Establishing a gold standard for manual cough counting: video versus digital audio recordings

Cough. 2006 Aug 3:2:6. doi: 10.1186/1745-9974-2-6.

Abstract

Background: Manual cough counting is time-consuming and laborious; however it is the standard to which automated cough monitoring devices must be compared. We have compared manual cough counting from video recordings with manual cough counting from digital audio recordings.

Methods: We studied 8 patients with chronic cough, overnight in laboratory conditions (diagnoses were 5 asthma, 1 rhinitis, 1 gastro-oesophageal reflux disease and 1 idiopathic cough). Coughs were recorded simultaneously using a video camera with infrared lighting and digital sound recording. The numbers of coughs in each 8 hour recording were counted manually, by a trained observer, in real time from the video recordings and using audio-editing software from the digital sound recordings.

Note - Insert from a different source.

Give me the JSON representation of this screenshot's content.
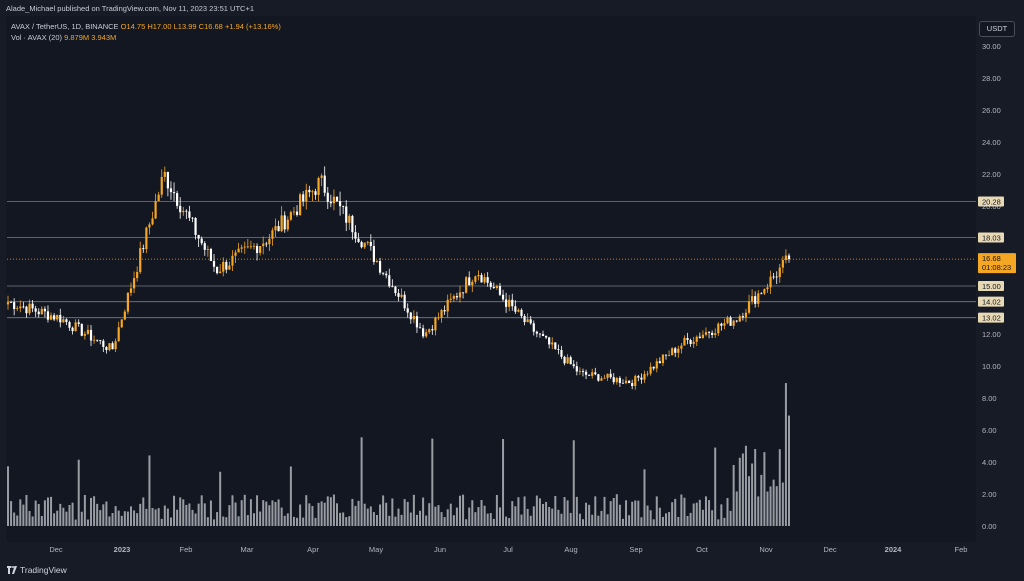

Results: The median cough frequency was 17.8 (IQR 5.9-28.7) cough sounds per hour in the video recordings and 17.7 (6.0-29.4) coughs per hour in the digital sound recordings. There was excellent agreement between the video and digital audio cough rates; mean difference of -0.3 coughs per hour (SD +/- 0.6), 95% limits of agreement -1.5 to +0.9 coughs per hour. Video recordings had poorer sound quality even in controlled conditions and can only be analysed in real time (8 hours per recording). Digital sound recordings required 2-4 hours of analysis per recording.

Conclusion: Manual counting of cough sounds from digital audio recordings has excellent agreement with simultaneous video recordings in laboratory conditions. We suggest that ambulatory digital audio recording is therefore ideal for validating future cough monitoring devices, as this as this can be performed in the patients own environment.